MSCI Proposal Singles Out Bitcoin Treasury Companies And Undercuts Benchmark Neutrality
MSCI is currently considering a new rule that would potentially remove companies from its Global Investable Market Indexes if 50% or more of their assets are held in digital assets like Bitcoin. While the proposal may seem straightforward, the implications of such a rule change are extensive and could have far-reaching consequences for companies like Michael Saylor’s Strategy (formerly known as MicroStrategy), Eric and Donald Trump Jr’s American Bitcoin Corp (ABTC), and numerous other firms worldwide that have fully legitimate, regulated, and traditional corporate treasury practices.
The purpose of the proposed rule is to determine whether companies primarily engaged in Bitcoin or other digital-asset treasury management should be excluded from MSCI’s flagship equity indices if their digital-asset holdings exceed the 50% threshold. The proposed implementation date for this rule is set for February 2026.
The companies that would be impacted by this proposal include Strategy (MicroStrategy), a significant software and business-intelligence company that holds Bitcoin as part of its treasury reserves, American Bitcoin Corp (ABTC), a new public company established by Eric and Donald Trump with a focus on Bitcoin, as well as miners, infrastructure firms, and diversified operating companies using Bitcoin as a long-term inflation hedge or capital reserve.
These companies are publicly traded entities with audited financials, real products, real customers, and established governance structures. They are not “Bitcoin ETFs” but simply have a treasury strategy that involves holding a liquid, globally traded asset like Bitcoin.
JPMorgan analysts have raised concerns that Strategy could potentially face passive outflows of up to $2.8 billion if MSCI decides to remove it from its indices, with additional outflows from other index providers following suit. While the analysis highlights the mechanical nature of passive flows, it fails to capture the broader context.
In terms of liquidity, the potential $2.8 billion outflow scenario represents a minimal fraction of Strategy’s trading volume for the year. The real issue is not the outflow itself but rather the precedent that excluding companies based on their treasury assets would set.
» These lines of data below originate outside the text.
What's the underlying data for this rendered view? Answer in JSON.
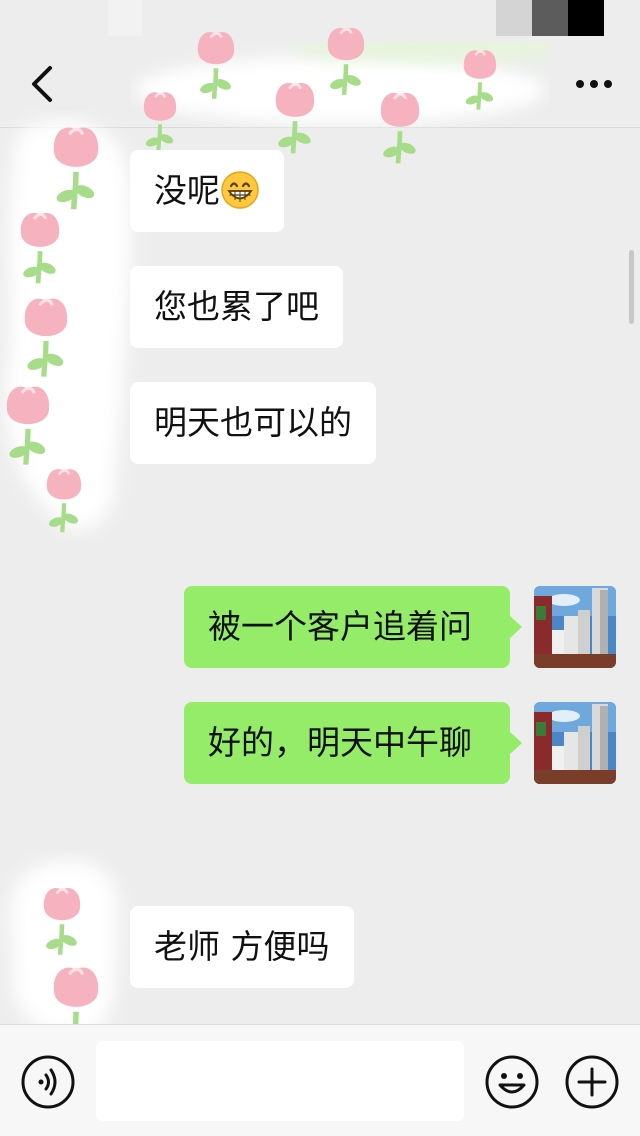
{
  "header": {
    "back_icon": "chevron-left-icon",
    "more_icon": "more-dots-icon"
  },
  "messages": [
    {
      "direction": "incoming",
      "text": "没呢",
      "emoji": "grinning-face-icon"
    },
    {
      "direction": "incoming",
      "text": "您也累了吧"
    },
    {
      "direction": "incoming",
      "text": "明天也可以的"
    },
    {
      "direction": "outgoing",
      "text": "被一个客户追着问",
      "avatar": "building-avatar"
    },
    {
      "direction": "outgoing",
      "text": "好的，明天中午聊",
      "avatar": "building-avatar"
    },
    {
      "direction": "incoming",
      "text": "老师 方便吗"
    }
  ],
  "input_bar": {
    "voice_icon": "voice-icon",
    "input_value": "",
    "emoji_icon": "emoji-icon",
    "plus_icon": "plus-icon"
  },
  "colors": {
    "background": "#ededed",
    "outgoing_bubble": "#95ec69",
    "incoming_bubble": "#ffffff",
    "tulip_pink": "#f6b3bf",
    "tulip_stem": "#a6dc8a"
  }
}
Furthermore, MSCI’s own assets consist predominantly of non-liquid and non-marketable goodwill and intangible assets, comprising over 70% of its total assets. In contrast, Bitcoin is a globally traded asset that is transparent, auditable, and more liquid than many traditional corporate treasury assets.
The proposed 50% threshold for digital-asset holdings would undermine benchmark neutrality, reduce representativeness, and introduce more instability into the indexing system. It would create a binary cliff effect where companies could fluctuate in and out of index eligibility multiple times a year due to Bitcoin’s price volatility, leading to unnecessary turnover and higher fund implementation costs.
If MSCI proceeds with this rule change, passive index funds would be required to sell holdings in affected companies, although the real-world impact would be marginal given the liquidity of companies like Strategy and ABTC. Additionally, exclusion based on digital-asset holdings could signal risk to investors and potentially disadvantage U.S. and Western companies relative to jurisdictions embracing digital capital.
MSCI can achieve transparency and analytical clarity without excluding lawful operating companies by enhancing disclosure, introducing classification or sub-sector labels, or implementing liquidity or governance screens. Exclusion based on digital-asset holdings would create several problems, such as reducing representativeness, violating neutrality, and damaging global competitiveness.
Bitcoin is a legitimate form of money, and companies should not be penalized for including it in their treasury reserves. MSCI should withdraw the proposal to maintain the neutrality and integrity of its benchmarks, reflecting markets as they are rather than as gatekeepers prefer them to be.